Ask HN: How do I save our climate? - johnydepp
Now that we know its a real thing and critical. What are the things an individual can do?<p>What changes a person could make in daily routine? What a leader, founder, CEO or anyone can do to educate the people in his organization?<p>And please mention if you are already doing something.<p>For my part, I am being energy efficient, using some renewable power and having a bicycle. But it doesn&#x27;t feel enough!
======
IanDrake
I think if we just made everyone poor then no one could afford things that use
gas and electricity. Then we could all live in huts and eat tree bark and
berries.

There are a few steps to make this vision a reality.
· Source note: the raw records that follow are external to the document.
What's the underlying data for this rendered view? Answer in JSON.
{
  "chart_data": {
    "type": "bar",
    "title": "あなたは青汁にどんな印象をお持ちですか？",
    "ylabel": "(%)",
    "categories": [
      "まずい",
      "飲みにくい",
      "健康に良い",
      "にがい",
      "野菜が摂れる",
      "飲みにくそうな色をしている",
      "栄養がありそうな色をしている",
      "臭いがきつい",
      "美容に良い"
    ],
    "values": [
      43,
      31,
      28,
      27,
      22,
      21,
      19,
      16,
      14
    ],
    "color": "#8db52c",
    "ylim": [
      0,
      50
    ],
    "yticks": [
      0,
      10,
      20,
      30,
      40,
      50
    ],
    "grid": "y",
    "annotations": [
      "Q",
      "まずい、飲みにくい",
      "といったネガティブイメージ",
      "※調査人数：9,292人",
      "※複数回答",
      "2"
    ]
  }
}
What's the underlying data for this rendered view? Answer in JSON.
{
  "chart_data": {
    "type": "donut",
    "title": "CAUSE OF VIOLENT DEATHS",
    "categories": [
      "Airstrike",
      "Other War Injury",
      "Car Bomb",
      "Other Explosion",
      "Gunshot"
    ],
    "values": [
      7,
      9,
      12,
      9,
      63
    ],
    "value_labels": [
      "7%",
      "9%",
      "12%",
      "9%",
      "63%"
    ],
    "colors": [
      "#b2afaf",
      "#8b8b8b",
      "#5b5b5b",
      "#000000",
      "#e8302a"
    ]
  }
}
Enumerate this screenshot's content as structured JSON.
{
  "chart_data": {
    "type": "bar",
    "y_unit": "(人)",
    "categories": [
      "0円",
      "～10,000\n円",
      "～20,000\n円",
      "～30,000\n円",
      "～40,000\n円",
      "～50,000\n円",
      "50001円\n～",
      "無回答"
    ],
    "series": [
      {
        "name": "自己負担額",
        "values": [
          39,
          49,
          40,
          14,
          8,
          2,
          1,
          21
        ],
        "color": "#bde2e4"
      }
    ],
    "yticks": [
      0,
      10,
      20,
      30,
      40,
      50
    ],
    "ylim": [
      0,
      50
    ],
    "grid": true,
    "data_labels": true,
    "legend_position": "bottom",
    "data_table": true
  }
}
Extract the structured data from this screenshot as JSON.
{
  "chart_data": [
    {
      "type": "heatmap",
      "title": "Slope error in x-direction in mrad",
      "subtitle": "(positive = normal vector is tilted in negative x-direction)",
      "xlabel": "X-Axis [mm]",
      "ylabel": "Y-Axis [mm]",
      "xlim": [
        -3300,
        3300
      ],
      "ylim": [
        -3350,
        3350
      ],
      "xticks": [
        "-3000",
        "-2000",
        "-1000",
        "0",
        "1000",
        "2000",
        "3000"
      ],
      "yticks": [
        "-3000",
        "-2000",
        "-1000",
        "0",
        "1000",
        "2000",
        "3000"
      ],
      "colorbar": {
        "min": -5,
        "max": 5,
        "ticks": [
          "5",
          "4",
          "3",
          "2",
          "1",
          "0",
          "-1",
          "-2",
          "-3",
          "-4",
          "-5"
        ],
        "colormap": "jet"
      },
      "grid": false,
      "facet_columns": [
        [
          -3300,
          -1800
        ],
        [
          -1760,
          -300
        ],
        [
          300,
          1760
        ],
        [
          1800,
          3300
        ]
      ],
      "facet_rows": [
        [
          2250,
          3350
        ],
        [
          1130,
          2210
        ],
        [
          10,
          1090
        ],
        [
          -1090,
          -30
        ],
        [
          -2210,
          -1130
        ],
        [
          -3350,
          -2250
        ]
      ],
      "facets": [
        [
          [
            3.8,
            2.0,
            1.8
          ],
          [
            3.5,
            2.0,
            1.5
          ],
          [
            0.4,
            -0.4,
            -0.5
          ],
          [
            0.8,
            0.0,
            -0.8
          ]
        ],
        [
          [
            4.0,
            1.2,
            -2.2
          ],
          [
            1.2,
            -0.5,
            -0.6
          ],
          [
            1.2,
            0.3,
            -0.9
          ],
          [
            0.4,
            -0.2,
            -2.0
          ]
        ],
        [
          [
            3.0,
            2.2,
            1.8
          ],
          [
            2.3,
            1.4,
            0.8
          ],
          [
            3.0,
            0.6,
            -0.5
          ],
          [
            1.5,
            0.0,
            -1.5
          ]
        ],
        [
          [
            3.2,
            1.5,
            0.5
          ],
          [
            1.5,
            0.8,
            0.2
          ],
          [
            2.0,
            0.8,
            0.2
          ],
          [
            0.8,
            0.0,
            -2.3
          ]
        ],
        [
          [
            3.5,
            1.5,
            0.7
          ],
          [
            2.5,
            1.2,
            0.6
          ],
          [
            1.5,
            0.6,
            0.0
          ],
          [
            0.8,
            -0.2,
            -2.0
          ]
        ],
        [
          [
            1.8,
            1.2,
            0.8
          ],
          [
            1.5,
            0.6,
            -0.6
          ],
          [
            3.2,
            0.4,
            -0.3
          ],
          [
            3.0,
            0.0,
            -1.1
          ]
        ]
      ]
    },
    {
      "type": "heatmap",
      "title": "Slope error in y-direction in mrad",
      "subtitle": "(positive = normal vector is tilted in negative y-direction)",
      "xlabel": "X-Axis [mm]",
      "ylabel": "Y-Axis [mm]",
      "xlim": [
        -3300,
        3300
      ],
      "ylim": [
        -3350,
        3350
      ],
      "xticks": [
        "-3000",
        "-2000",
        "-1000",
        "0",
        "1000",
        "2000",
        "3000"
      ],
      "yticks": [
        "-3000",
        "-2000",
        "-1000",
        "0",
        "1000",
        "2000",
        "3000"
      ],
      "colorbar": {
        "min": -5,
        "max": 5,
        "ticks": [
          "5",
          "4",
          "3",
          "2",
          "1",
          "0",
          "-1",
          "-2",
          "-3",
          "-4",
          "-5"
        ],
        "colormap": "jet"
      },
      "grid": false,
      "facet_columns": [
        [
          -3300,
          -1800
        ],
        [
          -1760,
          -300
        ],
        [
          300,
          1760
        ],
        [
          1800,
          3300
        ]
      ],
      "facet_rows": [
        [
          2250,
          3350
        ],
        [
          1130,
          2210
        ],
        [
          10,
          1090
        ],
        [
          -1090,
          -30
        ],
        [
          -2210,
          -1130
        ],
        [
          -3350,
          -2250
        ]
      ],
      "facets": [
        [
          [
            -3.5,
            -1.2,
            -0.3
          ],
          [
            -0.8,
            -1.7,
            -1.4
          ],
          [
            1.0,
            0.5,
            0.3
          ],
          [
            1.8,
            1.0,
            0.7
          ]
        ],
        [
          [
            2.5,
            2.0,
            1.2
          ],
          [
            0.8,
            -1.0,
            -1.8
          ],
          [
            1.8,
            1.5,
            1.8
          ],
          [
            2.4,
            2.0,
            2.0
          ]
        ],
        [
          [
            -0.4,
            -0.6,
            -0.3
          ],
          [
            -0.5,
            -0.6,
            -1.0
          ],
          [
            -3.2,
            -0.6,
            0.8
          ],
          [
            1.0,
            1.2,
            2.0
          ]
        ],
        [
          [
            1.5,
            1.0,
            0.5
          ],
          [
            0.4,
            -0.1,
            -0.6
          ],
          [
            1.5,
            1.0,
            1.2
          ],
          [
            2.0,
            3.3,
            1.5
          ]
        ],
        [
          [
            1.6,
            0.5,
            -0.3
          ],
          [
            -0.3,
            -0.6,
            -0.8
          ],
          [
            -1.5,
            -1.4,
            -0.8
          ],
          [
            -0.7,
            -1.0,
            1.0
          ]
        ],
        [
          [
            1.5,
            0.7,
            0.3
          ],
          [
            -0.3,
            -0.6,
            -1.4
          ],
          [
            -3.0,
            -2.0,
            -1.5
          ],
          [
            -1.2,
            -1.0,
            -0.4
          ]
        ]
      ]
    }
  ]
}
First, take everything away from the rich (not us, the other rich people).
They're the worst offenders anyway.

Second, now that we've taken everything away from the rich the economy will
collapse, but we have all the rich people's money, so we use it to pay the
massive amount of unemployed people to destroy houses and cars because those
things are bad.

Next is what I like to call "the final solution". Now that we don't have a
civilization, we can't support this many people on Earth so we need some sort
of inquisition to make sure the only people left alive are true believers to
our cause. Also, since birth control isn't really a thing anymore, we'll have
a lottery to see who gets castrated (we and our lineage are exempt of course).

Finally, we retire to our mansion (which we spared because you can't expect
leaders of this great cause to live in a hut) where our servants hunt and
gather for us while we formulate some sort of moral code, a belief system, to
keep the masses from getting uppity.

As long as the system makes us seem morally superior, despite being total
hypocrites, we should be able to keep things in control for a few hundred
years.

------
sharemywin
I didn't know until recently how much eating beef and pork has an effect.